Cela ne me dérange pas, tant qu’il y a un plan plus grand encore pour le temps
pascal, sinon nous faisons d’un moyen, un but en soi. Et surtout, nous nous
concentrons trop sur tout ce que nous pourrions faire pour plaire à Dieu, sans
vraiment laisser à Dieu le temps de nous plaire et de nous séduire à nouveau. Ecoutez
la demande faite par Paul aux chrétiens de Corinthe ; il dit : Laissez-vous
réconcilier avec Dieu. Il ne dit pas : réconciliez-vous avec Dieu. Autrement
dit, il ne dit pas que la conversion serait de notre fait, le résultat de nos
petits efforts, de nos prières plus ou moins acharnées, de nos jeûnes plus ou
moins garnis. La conversion, c’est Dieu qui l’opère en nous, en nous
réconciliant avec lui. Il est celui qui vient vers nous ; il est celui qui
vient nous séduire à nouveau pour que nous choisissions de marcher en sa
présence. Sa parole, au long de ce Carême, va éclairer nos vies grâce à l’immense
amour qu’il a pour nous ; un amour qui ne juge pas, un amour qui ne
revendique rien, si ce n’est de pouvoir nous aimer gratuitement, à volonté. Et c’est
en nous faisant sentir son amour que Dieu nous convertit, nous gagne à son
amour. Sentant à frais nouveau combien nous sommes aimés de Dieu, nous voudrons
partager cet amour et le vivre avec d’autres. Nous comprendrons que notre vie
peut être plus grande, que notre joie peut être plus parfaite, que notre amour
peut s’appuyer sur l’amour de Dieu pour nous. Et nous comprendrons surtout que
cet amour de Dieu pour nous ne viendra pas de tout ce que nous aurons décidé de
faire pour lui, mais de la mort et de la résurrection de son Fils unique, Jésus
Christ, notre Seigneur. Les fêtes de Pâques sont ainsi bien l’horizon de notre
Carême, le but ultime. Car c’est bien le mystère de Pâques qui doit se déployer
en nous et non les moyens que nous aurons pris pour y parvenir. Le Carême, c’est
comme ce temps de marche qui nous mène au sommet de la montagne : il peut
être rude, caillouteux, déprimant. Mais c’est bien quand nous arrivons au
sommet de la montagne que nous comprenons que ce chemin n’était rien face à
beauté que nous contemplons enfin.
Laissez-vous réconcilier avec Dieu peut s’entendre
alors comme une variante de laissez-vous approcher de Dieu, laissez-vous aimer
de Dieu. Laissez son amour vous purifier, vous émonder. Ainsi, parvenus au pied
de la croix, vous ne verrez là que son amour pour vous et vous deviendrez
capables d’en témoigner, comme ont pu le faire les premières communautés
croyantes au lendemain de Pâques. Ce carême, nous devons le considérer comme un
temps de saisissement par le Christ de notre vie en vue de la mission qui
échoie à chaque baptisé : témoigner du Christ vivant, répandre cette Bonne
Nouvelle d’un Dieu qui s’est abaissé, a livré sa vie, pour que nous ayons une
vie plus grande, une joie plus grande, pour que nous puissions goûter au salut
que Dieu nous offre. Par le mystère de Pâques, Dieu veut sauver tous les hommes ;
le Carême est le moyen qu’il nous donne déjà pour ressentir les premiers effets
de cet amour ; et les moyens qu’il nous donne (jeûne, prière et charité)

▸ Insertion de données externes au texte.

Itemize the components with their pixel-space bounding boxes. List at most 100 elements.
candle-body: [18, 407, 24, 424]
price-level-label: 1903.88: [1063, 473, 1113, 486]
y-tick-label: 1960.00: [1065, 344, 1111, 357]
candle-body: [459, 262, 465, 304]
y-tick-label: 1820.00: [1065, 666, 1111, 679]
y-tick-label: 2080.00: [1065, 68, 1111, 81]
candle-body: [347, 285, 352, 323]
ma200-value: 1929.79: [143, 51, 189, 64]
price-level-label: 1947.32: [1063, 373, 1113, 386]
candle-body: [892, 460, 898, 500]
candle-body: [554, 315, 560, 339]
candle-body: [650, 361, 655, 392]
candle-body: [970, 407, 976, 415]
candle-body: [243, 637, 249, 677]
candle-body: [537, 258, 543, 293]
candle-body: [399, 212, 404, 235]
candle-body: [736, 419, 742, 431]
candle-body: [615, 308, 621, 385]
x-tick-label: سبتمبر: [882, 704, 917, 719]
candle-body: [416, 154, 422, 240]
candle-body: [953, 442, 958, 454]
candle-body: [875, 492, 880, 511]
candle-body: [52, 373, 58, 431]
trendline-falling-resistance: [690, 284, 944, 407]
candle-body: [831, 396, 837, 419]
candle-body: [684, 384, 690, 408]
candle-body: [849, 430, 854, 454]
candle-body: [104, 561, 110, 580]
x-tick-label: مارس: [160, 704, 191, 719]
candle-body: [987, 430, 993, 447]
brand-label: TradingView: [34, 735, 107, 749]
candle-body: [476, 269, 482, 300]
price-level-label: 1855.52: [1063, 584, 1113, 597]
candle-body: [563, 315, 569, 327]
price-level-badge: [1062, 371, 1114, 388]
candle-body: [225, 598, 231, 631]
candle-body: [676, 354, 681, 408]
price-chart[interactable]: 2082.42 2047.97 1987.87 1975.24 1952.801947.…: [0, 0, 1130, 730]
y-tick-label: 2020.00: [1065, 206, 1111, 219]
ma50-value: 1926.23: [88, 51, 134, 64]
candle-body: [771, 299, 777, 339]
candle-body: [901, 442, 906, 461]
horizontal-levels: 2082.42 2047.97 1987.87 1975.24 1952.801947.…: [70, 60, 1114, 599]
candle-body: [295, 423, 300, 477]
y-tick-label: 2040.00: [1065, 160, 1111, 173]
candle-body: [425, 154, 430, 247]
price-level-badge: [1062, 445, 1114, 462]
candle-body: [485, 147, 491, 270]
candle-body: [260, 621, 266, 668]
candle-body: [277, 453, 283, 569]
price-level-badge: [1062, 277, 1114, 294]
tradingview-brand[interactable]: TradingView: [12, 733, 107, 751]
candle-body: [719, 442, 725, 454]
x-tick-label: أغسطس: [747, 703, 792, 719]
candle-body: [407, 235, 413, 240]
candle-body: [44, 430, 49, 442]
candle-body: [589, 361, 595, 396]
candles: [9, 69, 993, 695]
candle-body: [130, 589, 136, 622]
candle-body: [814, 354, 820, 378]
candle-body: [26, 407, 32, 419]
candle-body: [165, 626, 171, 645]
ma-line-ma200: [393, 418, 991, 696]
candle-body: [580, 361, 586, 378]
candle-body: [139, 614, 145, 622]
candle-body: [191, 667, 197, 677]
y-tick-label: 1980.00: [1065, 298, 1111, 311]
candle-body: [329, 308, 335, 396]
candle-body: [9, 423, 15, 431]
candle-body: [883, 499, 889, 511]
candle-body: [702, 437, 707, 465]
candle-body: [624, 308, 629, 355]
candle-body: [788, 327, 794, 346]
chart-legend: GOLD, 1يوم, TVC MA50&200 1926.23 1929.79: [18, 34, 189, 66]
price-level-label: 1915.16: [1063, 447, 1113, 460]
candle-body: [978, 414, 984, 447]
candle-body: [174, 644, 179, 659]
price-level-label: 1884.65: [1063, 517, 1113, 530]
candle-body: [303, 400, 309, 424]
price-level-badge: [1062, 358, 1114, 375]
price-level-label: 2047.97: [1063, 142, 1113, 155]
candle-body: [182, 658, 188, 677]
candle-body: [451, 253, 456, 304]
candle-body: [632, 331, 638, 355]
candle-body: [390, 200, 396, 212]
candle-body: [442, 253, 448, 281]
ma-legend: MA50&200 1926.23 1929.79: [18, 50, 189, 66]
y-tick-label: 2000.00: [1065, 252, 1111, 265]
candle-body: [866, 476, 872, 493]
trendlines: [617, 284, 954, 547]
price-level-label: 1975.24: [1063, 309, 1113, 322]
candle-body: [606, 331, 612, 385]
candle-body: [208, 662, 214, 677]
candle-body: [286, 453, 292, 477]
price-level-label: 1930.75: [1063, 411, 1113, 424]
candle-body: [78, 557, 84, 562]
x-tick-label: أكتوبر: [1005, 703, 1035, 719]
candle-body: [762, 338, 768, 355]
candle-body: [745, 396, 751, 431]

lui permettront d’agir en nous et de nous réconcilier avec lui.
Ne nous trompons pas de cible, donc. Vivons
ce temps de carême avec Dieu pour qu’il puisse agir en nous. Mais vivons-le
tendus vers Pâques et la joie de son salut. Nous pourrons alors en vivre
pleinement, Dieu lui-même nous ayant libérés de nos péchés et de nos démons. C’est
la seule chose qui doit compter ! C’est la seule chose qui doit nous
préoccuper ! Bon temps de Carême, immergés dans la grâce de Dieu. Amen.